La première édition de l'événement aura pour marraine Nathalie Gontard, chercheuse à l'INRAE à Montpellier, spécialiste des emballages écologiques, et auteur, en 2020, de l'ouvrage Plastique, le grand emballement.

« Depuis plus de trente ans, nous travaillons sur les solutions de remplacement du plastique : sur les matériaux mais aussi sur les façons de s'en passer ou d'en utiliser le strict minimum, détaille la chercheuse. Nous travaillons sur les matières premières à base de ressources renouvelables comme les résidus agricoles, sur la création de nouveaux matériaux ayant les même propriétés que le plastique, sur l'usage, sur le post-usage, c'est à dire la gestion des déchets comme le recyclage ou le reconditionnement, ou sur la persistance des plastiques pendant des siècles voire des millénaires. »

Pour frapper les esprits, la chercheuse rappelle quelques chiffres : « Toutes les secondes, nous produisons 14 tonnes de plastique dans le monde, dont trois qui seront incinérés et neuf qui partiront dans les décharges. En France, on consomme plus de 70 kg par personne et par an, soit l'équivalent de notre poids corporel, ce qui constitue un volume considérable car le plastique est un matériau léger... Depuis les années 1950, on a produit 9 milliards de tonnes de plastique, quand le poids de la biomasse animale sur terre n'est que de 2 milliards de tonnes ».

Pièges et fausses promesses

Un de ses combats : faire comprendre que le recyclage du plastique est en réalité un « décyclage », c'est à dire qu'on le transforme mais qu'il continue de se dégrader dans l'environnement. C'est ce qu'elle appelle « les pièges » ou « les fausses promesses du recyclage du plastique »...

« Aujourd'hui, on ne sait recycler que les bouteilles en PET, soit 1% des plastiques qu'on consomme, martèle Nathalie Gontard. En "décyclant" le plastique, on se donne bonne conscience et on encourage la consommation de plastique vierge sans réduire la pollution. On crée une dépendance au plastique et on contribue à faire disparaître des filières entières, par exemple la laine au profit de polyesters décyclés. Et ainsi, on plastifie le monde ! »

Selon la chercheuse, dans ce contexte de méconnaissance et de confusion sur le plastique, le niveau de maturité, en termes de prises de conscience, est le plus élevé chez les collectivités « qui sont celles qui font le plus d'efforts pour réduire la consommation de plastique », devant les consommateurs « malgré l'absence de communication claire sur le plastique et la pression d'un important lobbying ». Quant aux entreprises, « elles sont conscientes du problème mais leur travail est de préserver leur business, donc de gagner du temps sur le changement.
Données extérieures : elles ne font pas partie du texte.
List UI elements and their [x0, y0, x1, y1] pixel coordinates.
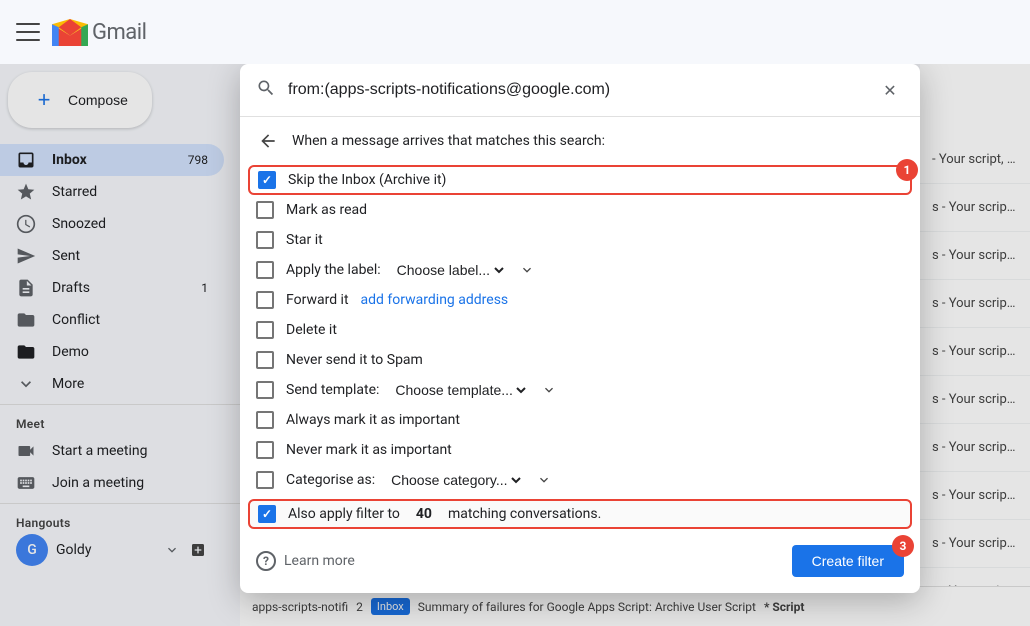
category-select[interactable]: Choose category...	[387, 471, 524, 489]
filter-row-delete: Delete it	[256, 315, 904, 345]
label-dropdown-icon	[519, 262, 535, 278]
filter-row-forward: Forward it add forwarding address	[256, 285, 904, 315]
mark-read-label: Mark as read	[286, 202, 367, 218]
filter-dialog: ✕ When a message arrives that matches th…	[240, 64, 920, 593]
never-spam-checkbox[interactable]	[256, 351, 274, 369]
filter-row-apply-label: Apply the label: Choose label...	[256, 255, 904, 285]
filter-options: Skip the Inbox (Archive it) 1 Mark as re…	[240, 165, 920, 529]
main-layout: + Compose Inbox 798 Starred Snoozed	[0, 64, 1030, 626]
menu-icon[interactable]	[16, 20, 40, 44]
filter-footer: ? Learn more Create filter 3	[240, 533, 920, 593]
template-checkbox[interactable]	[256, 381, 274, 399]
apply-label-checkbox[interactable]	[256, 261, 274, 279]
filter-row-mark-read: Mark as read	[256, 195, 904, 225]
category-dropdown-icon	[536, 472, 552, 488]
also-apply-prefix: Also apply filter to	[288, 506, 400, 522]
template-select[interactable]: Choose template...	[391, 381, 529, 399]
template-dropdown-icon	[541, 382, 557, 398]
never-spam-label: Never send it to Spam	[286, 352, 423, 368]
skip-inbox-label: Skip the Inbox (Archive it)	[288, 172, 446, 188]
top-bar: Gmail	[0, 0, 1030, 64]
never-important-checkbox[interactable]	[256, 441, 274, 459]
forward-label: Forward it	[286, 292, 349, 308]
filter-header: When a message arrives that matches this…	[240, 117, 920, 165]
apply-label-text: Apply the label:	[286, 262, 381, 278]
search-input[interactable]	[288, 81, 864, 99]
also-apply-count: 40	[416, 506, 432, 522]
add-forwarding-address-link[interactable]: add forwarding address	[361, 292, 509, 308]
star-checkbox[interactable]	[256, 231, 274, 249]
star-label: Star it	[286, 232, 323, 248]
mark-read-checkbox[interactable]	[256, 201, 274, 219]
step-1-badge: 1	[896, 159, 918, 181]
delete-checkbox[interactable]	[256, 321, 274, 339]
gmail-m-icon	[52, 19, 88, 46]
also-apply-checkbox[interactable]	[258, 505, 276, 523]
always-important-checkbox[interactable]	[256, 411, 274, 429]
skip-inbox-checkbox[interactable]	[258, 171, 276, 189]
create-filter-button[interactable]: Create filter	[792, 545, 904, 577]
close-dialog-button[interactable]: ✕	[876, 76, 904, 104]
help-icon: ?	[256, 551, 276, 571]
back-button[interactable]	[256, 129, 280, 153]
filter-row-star: Star it	[256, 225, 904, 255]
learn-more-text: Learn more	[284, 553, 355, 569]
gmail-label: Gmail	[92, 20, 146, 45]
categorise-label: Categorise as:	[286, 472, 375, 488]
delete-label: Delete it	[286, 322, 337, 338]
label-select[interactable]: Choose label...	[393, 261, 507, 279]
categorise-checkbox[interactable]	[256, 471, 274, 489]
search-icon	[256, 78, 276, 103]
forward-checkbox[interactable]	[256, 291, 274, 309]
filter-row-never-important: Never mark it as important	[256, 435, 904, 465]
step-3-badge: 3	[892, 535, 914, 557]
filter-row-skip-inbox: Skip the Inbox (Archive it) 1	[248, 165, 912, 195]
always-important-label: Always mark it as important	[286, 412, 460, 428]
filter-row-categorise: Categorise as: Choose category...	[256, 465, 904, 495]
filter-header-text: When a message arrives that matches this…	[292, 133, 605, 149]
gmail-logo: Gmail	[52, 19, 146, 46]
search-bar: ✕	[240, 64, 920, 117]
filter-row-template: Send template: Choose template...	[256, 375, 904, 405]
template-label: Send template:	[286, 382, 379, 398]
create-filter-wrapper: Create filter 3	[792, 545, 904, 577]
also-apply-suffix: matching conversations.	[448, 506, 601, 522]
filter-row-never-spam: Never send it to Spam	[256, 345, 904, 375]
filter-row-also-apply: Also apply filter to 40 matching convers…	[248, 499, 912, 529]
learn-more-link[interactable]: ? Learn more	[256, 551, 355, 571]
never-important-label: Never mark it as important	[286, 442, 452, 458]
filter-row-always-important: Always mark it as important	[256, 405, 904, 435]
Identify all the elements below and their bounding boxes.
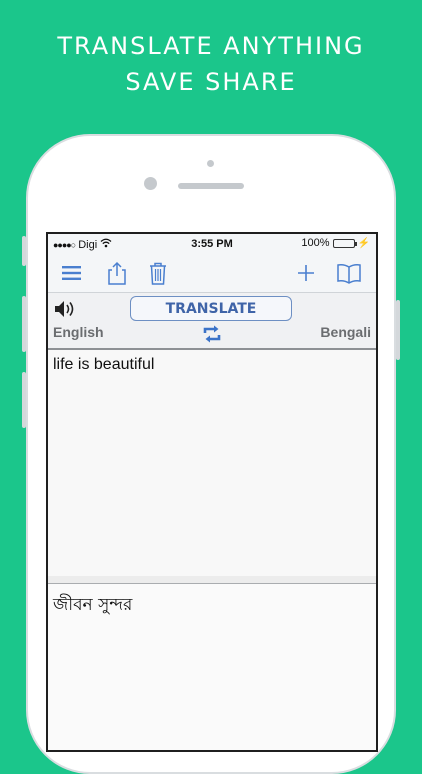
menu-icon[interactable]	[59, 260, 85, 286]
status-right: 100% ⚡	[301, 237, 370, 249]
swap-languages-icon[interactable]	[201, 323, 223, 345]
speaker-icon[interactable]	[53, 299, 77, 319]
battery-percent: 100%	[301, 237, 330, 249]
source-text-area[interactable]: life is beautiful	[48, 350, 376, 577]
status-bar: ●●●●○ Digi 3:55 PM 100% ⚡	[48, 234, 376, 254]
phone-mute-switch	[22, 236, 26, 266]
plus-icon[interactable]	[293, 260, 319, 286]
translate-button[interactable]: TRANSLATE	[130, 296, 292, 321]
phone-volume-down	[22, 372, 26, 428]
phone-camera	[144, 177, 157, 190]
source-language[interactable]: English	[53, 324, 104, 340]
battery-icon	[332, 238, 357, 248]
share-icon[interactable]	[104, 260, 130, 286]
book-icon[interactable]	[336, 260, 362, 286]
phone-sensor	[207, 160, 214, 167]
translate-controls: TRANSLATE English Bengali	[48, 293, 376, 350]
toolbar	[48, 254, 376, 293]
translation-text-area[interactable]: জীবন সুন্দর	[48, 584, 376, 750]
phone-speaker	[178, 183, 244, 189]
trash-icon[interactable]	[145, 260, 171, 286]
app-screen: ●●●●○ Digi 3:55 PM 100% ⚡ TRANSLATE Engl…	[46, 232, 378, 752]
phone-power-button	[396, 300, 400, 360]
promo-headline-line2: SAVE SHARE	[125, 68, 297, 96]
promo-headline-line1: TRANSLATE ANYTHING	[57, 32, 365, 60]
charging-icon: ⚡	[357, 237, 370, 249]
source-text: life is beautiful	[53, 356, 155, 373]
target-language[interactable]: Bengali	[320, 324, 371, 340]
pane-divider[interactable]	[48, 576, 376, 584]
translation-text: জীবন সুন্দর	[53, 595, 133, 615]
phone-volume-up	[22, 296, 26, 352]
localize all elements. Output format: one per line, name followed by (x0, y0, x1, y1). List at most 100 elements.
Elles communiquent sur les techniques de recyclage ou sponsorisent des bateaux qui vont récupérer des plastiques en mer... Je pense qu'elles sont toutes en train de se préparer mais tant que la fin de la récréation n'a pas été signée, peu de choses émergent ».

« Un héritage terrible »

La marraine du Carrefour des déchets s'apprête donc à délivrer un message principal : « Attention, ne vous prenez pas les pieds dans le tapis de l'économie circulaire et du recyclage du plastique ».

« Ma mission en tant que chercheuse est de créer des connaissances, mais aussi de les transmettre à tous les acteurs de la chaîne des déchets, prévoit-elle. Je vais parler des différences entre les déchets, des valorisations possibles et de l'attention particulière à porter aux déchets plastiques qui constituent un héritage terrible pour les futures générations, et donc des efforts à faire pour aller vers la réduction de la consommation de plastique. »

Pour elle, deux urgences se distinguent aujourd'hui : « fixer aux industriels des objectifs de réduction d'utilisation du plastique et créer une obligation d'étiquetage d'information pour orienter nos achats ».

Plus de 500 participants et plus de 50 intervenants sont attendus au Carrefour des déchets. Avec déjà une intention : reconduire ce rendez-vous annuel des acteurs des déchets l'an prochain et les années suivantes à Montpellier.